Intangible Archeologies

We cordially invite you to the first activation of Cosmoaudiciones at SAVVY Contemporary. The project by Miguel Buenrostro traces the relationship between the Berlin Phonogramm Archiv and the musical worlds that traveled in and out of the Atlantic, into the Americas. More on the project below.

For this activation, we welcome the Orquesta Experimental de Instrumentos Nativos, a non-profit institution with 40 years of comprehensive cultural programming. One of its fields of action is the research and interpretation of indigenous music of the Aymara and Quechua traditions of Bolivia. With this technical and philosophical knowledge, the group focuses on the creation of contemporary music. The ECOEIN (Ensemble de Cámara de la Orquesta Experimental de Instrumentos Nativos) is a selected group of seven musicians dedicated to musical interpretation, teaching and composition. Their philosophy is framed by the principles of the OEIN. It was founded in 2003 and since then, it has formed its own repertoire of works specially composed for its technical and aesthetic development, by Bolivian and foreign composers.

ECOIN has presented concerts of contemporary and indigenous music, as well as mixed concerts and workshops for the teaching of indigenous Bolivian instruments in Uruguay, Argentina, Mexico, Germany, France and Switzerland.

For intangible archeologies they have put together a repertoire that speaks directly to the listening materials found in the archive of the Ethnologisches Museum in Berlin. The archive is perceived as an archeological site containing rhythms, harmonies and memories of Quechua and Aymara cosmogonies. The presentation goes along with a conversation around sonic extraction and restitution beyond material heritage.

ECOIN are: Tatiana López, Andrea Alvarez, María Riqueza, Ariel Laura, Alvaro Cabrera, Romina Quisbert.

About the project COSMOAUDICIONES

An artistic project by Miguel Buenrostro with the participation by Laura Robles, Trigo Santana, Fabiano Luna, Robby Geerken,Tom Kessler, Ensemble de Cámara de la Orquesta Experimental de Instrumentos Nativos, Eli Wewentxu, Huguette Tolinga and further contributions by Vanessa Engelmann, Julio Garcia, Brandon Labelle.

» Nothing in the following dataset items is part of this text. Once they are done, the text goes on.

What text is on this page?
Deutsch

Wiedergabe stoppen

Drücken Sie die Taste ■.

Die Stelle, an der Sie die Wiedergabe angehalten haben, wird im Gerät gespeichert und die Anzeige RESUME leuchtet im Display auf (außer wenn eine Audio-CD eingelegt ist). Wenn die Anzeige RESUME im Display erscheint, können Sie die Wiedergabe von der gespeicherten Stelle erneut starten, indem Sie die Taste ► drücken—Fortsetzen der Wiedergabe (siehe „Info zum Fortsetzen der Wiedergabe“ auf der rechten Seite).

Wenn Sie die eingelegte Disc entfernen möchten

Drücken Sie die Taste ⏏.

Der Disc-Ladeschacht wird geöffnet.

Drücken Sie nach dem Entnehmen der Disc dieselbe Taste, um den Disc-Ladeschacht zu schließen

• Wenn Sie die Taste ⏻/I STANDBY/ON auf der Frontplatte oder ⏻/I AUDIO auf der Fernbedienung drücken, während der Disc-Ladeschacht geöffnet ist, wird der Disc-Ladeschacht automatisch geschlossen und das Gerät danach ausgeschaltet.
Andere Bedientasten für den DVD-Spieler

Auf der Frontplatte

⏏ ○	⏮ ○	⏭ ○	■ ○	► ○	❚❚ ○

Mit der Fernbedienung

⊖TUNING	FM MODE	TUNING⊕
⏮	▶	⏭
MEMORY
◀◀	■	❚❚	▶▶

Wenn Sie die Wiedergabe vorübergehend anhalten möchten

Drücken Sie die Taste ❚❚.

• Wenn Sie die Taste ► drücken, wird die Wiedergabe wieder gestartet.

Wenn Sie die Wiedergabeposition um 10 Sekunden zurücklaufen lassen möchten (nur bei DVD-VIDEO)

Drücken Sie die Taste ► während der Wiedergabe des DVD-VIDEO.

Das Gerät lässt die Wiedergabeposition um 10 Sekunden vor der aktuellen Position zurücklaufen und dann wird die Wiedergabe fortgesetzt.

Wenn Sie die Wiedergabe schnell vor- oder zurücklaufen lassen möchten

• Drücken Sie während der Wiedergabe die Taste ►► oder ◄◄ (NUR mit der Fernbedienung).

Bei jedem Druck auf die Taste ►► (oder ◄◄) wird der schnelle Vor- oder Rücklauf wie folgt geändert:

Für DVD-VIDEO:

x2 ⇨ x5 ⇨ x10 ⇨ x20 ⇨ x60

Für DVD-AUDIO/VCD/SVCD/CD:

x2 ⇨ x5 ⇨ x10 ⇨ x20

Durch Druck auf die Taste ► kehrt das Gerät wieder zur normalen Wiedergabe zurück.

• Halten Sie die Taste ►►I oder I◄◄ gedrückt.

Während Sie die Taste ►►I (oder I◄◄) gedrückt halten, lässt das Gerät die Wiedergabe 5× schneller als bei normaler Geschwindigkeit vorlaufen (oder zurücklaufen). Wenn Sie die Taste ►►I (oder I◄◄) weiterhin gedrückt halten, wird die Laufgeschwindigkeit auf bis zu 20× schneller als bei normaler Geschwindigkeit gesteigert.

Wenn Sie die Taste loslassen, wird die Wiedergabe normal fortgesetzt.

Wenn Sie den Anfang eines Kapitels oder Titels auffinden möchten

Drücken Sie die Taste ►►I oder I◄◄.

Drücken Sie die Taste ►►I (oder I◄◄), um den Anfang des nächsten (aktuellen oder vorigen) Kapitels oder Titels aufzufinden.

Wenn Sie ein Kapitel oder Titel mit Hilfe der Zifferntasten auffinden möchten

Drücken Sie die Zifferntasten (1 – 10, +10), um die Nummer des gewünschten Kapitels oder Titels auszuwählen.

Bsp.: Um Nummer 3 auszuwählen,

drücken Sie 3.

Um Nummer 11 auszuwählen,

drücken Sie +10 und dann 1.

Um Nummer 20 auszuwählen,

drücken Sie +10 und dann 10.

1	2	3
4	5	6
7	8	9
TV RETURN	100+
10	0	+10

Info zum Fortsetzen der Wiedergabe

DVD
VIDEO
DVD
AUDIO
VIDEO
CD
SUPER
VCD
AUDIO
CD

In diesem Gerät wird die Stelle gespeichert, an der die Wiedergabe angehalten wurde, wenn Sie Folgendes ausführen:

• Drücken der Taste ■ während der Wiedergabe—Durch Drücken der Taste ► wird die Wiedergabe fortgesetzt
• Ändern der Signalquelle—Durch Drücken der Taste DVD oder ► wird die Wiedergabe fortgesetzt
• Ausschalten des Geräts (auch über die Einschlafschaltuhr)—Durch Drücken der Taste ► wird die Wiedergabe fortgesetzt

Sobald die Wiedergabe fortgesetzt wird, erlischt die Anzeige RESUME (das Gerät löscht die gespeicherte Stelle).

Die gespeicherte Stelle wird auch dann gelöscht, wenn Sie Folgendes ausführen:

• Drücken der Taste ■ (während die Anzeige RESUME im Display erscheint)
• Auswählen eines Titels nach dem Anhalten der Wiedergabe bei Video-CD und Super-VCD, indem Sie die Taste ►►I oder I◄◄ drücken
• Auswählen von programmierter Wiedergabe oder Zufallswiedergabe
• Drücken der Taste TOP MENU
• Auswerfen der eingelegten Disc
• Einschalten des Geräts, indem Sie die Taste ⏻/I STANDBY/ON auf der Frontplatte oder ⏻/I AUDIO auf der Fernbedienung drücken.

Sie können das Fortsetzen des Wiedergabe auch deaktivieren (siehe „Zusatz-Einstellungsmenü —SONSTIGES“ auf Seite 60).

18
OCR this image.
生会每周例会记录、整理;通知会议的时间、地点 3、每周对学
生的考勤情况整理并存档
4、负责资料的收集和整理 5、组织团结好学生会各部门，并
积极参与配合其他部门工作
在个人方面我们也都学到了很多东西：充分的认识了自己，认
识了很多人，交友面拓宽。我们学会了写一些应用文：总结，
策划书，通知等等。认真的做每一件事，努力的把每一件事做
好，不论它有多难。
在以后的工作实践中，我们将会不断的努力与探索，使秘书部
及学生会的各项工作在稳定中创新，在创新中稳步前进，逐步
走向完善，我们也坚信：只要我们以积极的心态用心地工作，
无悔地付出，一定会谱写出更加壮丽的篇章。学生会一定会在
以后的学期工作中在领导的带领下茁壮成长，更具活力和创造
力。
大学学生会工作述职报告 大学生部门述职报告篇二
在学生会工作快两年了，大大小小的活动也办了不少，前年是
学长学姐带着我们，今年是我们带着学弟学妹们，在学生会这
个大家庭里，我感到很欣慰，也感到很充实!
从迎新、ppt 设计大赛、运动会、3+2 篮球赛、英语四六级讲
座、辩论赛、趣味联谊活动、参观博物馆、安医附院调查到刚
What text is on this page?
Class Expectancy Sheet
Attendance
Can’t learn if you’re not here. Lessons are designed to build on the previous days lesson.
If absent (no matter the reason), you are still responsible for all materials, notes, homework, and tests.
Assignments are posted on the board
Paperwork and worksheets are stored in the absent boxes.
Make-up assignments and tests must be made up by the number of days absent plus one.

Cosmoaudiciones traces the relationship between the Berlin Phonogramm Archiv and the musical worlds that traveled in and out of the Atlantic, into the Americas. This investigation departs from what linguist Carlos Lenkersdorf calls Cosmoaudición. If our worldview (Cosmovision) is the way we perceive and interpret the world through a vision, then our Cosmoaudición would be the way we perceive and interpret the world through the act of listening (followed by a Cosmovivencia). Cosmoaudición therefore, implies a way of experiencing the world from an attitude of openness, it is also the beginning of entering in relation with beings and sonic entities through shared horizons. This investigation is motivated by listening to broader worlds of meaning, which have been preserved static and enclosed in sound archives within ethnographic collections. The Berlin Phonogramm-Archiv was established in 1900 by psychologist Carl Stumpf in order to collect and preserve the phonographic recordings of non-European musics. The recordings served as the primary research materials for what we understand today as comparative musicology or ethnomusicology, the main premise of this discipline was to “collect as many examples of traditional music as possible, in order to create and follow theories about the origin and evolution of music.” The archive was part of a German colonial apparatus in which travelers, ethnologists or colonial officers brought recordings of music and voices to the Berlin Ethnological Museum.

Between 1893 and 1954, a large number of recordings were generated in German colonies. These sonic documents have contributed to a preservation of colonial structures of power and knowledge. In our engagement with the archive, we have acknowledged the violence, power structures, the politics of archiving and the supremacy that is implicated in ethnographic collections. In parallel we have listened to journeys, exchanges and trajectories of music by situating our practice within a listening ethic. This awareness has opened up a portal that has allowed us to enter in relation with music temporalities that precede notions of linear time. The selected materials we focused on are digitized tapes of oral history and musicas populares that speak of resistance and re-existence through rhythmic memory and journeys across seas. In our collective listening sessions, we shared knowledge through conversations and musical improvisation with musicians of the diasporas living in Berlin: Together we have co-listened to recordings and responded to them with musical improvisation. This has opened a space for thinking about possibilities of restitution beyond the return of material heritage. The outcome of our work has come to voice through a series of compositions, gatherings, actions in public space that propose a mode of Listening-Sensing-Receiving music, re-embodying rhythm and memory. Musicians will improvise, compose and expand the archive beyond the institution into the public realm. Cosmoaudiciones invites the listeners to reflect on the following questions:

How can we restore time from the extracted worlds of meaning?
How can we "sound" the archive with dignity?
How can we re-socialize that which remains in absence from the archive?
How can listening practices move us towards re-futuring musical world?